N濃縮層は、加熱時間(時)をt、鋼板のN(窒素)含有量(重量%)をNとするとき、0.002重量%≦N重量%<0.005重量%ではT=−3848×N1/2+672−35log(t/50),0.005重量%≦N重量%≦0.020重量%ではT=−1414×N1/2+500−35log(t/50)の関係を満足する下限温度T(℃)〜570℃×0.5〜50時間の熱処理を施すことにより形成される。下限温度は、N含有量の増加に従ってN濃縮層が生成し易くなるため、N含有量に応じて低温側に移行する。しかし、熱処理温度が下限温度を下回ると、Al−Feの相互拡散反応を抑制するN濃縮層の形成に50時間を超える長時間の加熱が必要になるため、工業的規模での生産を考慮すると著しいコスト上昇を招く。これに対し、下限温度以上の温度で熱処理すると、50時間以内の加熱でFeが拡散抑制に有効な3.0原子%以上のN濃縮層が形成される。
【0009】
しかし、熱処理温度がAl−Siの共晶温度577℃を超えると、溶融アルミめっき層自体が部分的に溶融し始め、熱処理時にコイル密着,めっき層膜厚の不均一化,加熱設備と溶融アルミめっき鋼板との局部的な密着等、様々なトラブルが発生し易くなる。そのため、本発明では熱処理温度の上限を570℃に設定した。

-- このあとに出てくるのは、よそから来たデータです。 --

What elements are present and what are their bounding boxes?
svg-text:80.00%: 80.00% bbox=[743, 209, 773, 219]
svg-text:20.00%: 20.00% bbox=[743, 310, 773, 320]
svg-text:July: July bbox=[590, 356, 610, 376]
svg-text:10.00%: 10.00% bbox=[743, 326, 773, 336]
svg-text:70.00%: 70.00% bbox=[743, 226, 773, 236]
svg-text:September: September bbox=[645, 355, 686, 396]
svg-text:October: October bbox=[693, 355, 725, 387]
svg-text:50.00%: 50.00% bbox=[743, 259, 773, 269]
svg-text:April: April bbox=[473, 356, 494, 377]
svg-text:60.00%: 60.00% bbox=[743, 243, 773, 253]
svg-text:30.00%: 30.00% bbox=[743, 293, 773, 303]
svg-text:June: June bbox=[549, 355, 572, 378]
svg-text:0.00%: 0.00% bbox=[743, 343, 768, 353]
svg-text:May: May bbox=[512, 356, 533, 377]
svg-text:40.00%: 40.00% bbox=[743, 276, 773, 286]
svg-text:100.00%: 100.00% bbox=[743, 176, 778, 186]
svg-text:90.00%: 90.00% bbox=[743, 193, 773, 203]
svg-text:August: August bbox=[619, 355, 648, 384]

なお、熱処理時間は、加熱温度が下限温度〜570℃の範囲であれば、溶融アルミめっき層と素地鋼との界面に3.0原子%以上のN濃縮層を形成させることから、0.5〜50時間の範囲で設定される。
熱処理雰囲気は、特に制約されるものでなく、前述した熱処理条件で加熱するとき、H2,N2,Ar,真空等の雰囲気に関係なく、目的とする作用をもったN濃縮層が形成される。
【0010】
このようにしてN濃縮層が形成された溶融アルミめっき鋼板は、別途ろう材を必要とすることなく溶融アルミめっき層がろう材として使用され、通常のアルミ材と同様に同種又は異種材料にろう付けできる。ろう付け後の表面も当初の銀白色の光沢をもち、アルミめっき本来の耐食性,耐熱性,耐酸化性等が維持されている。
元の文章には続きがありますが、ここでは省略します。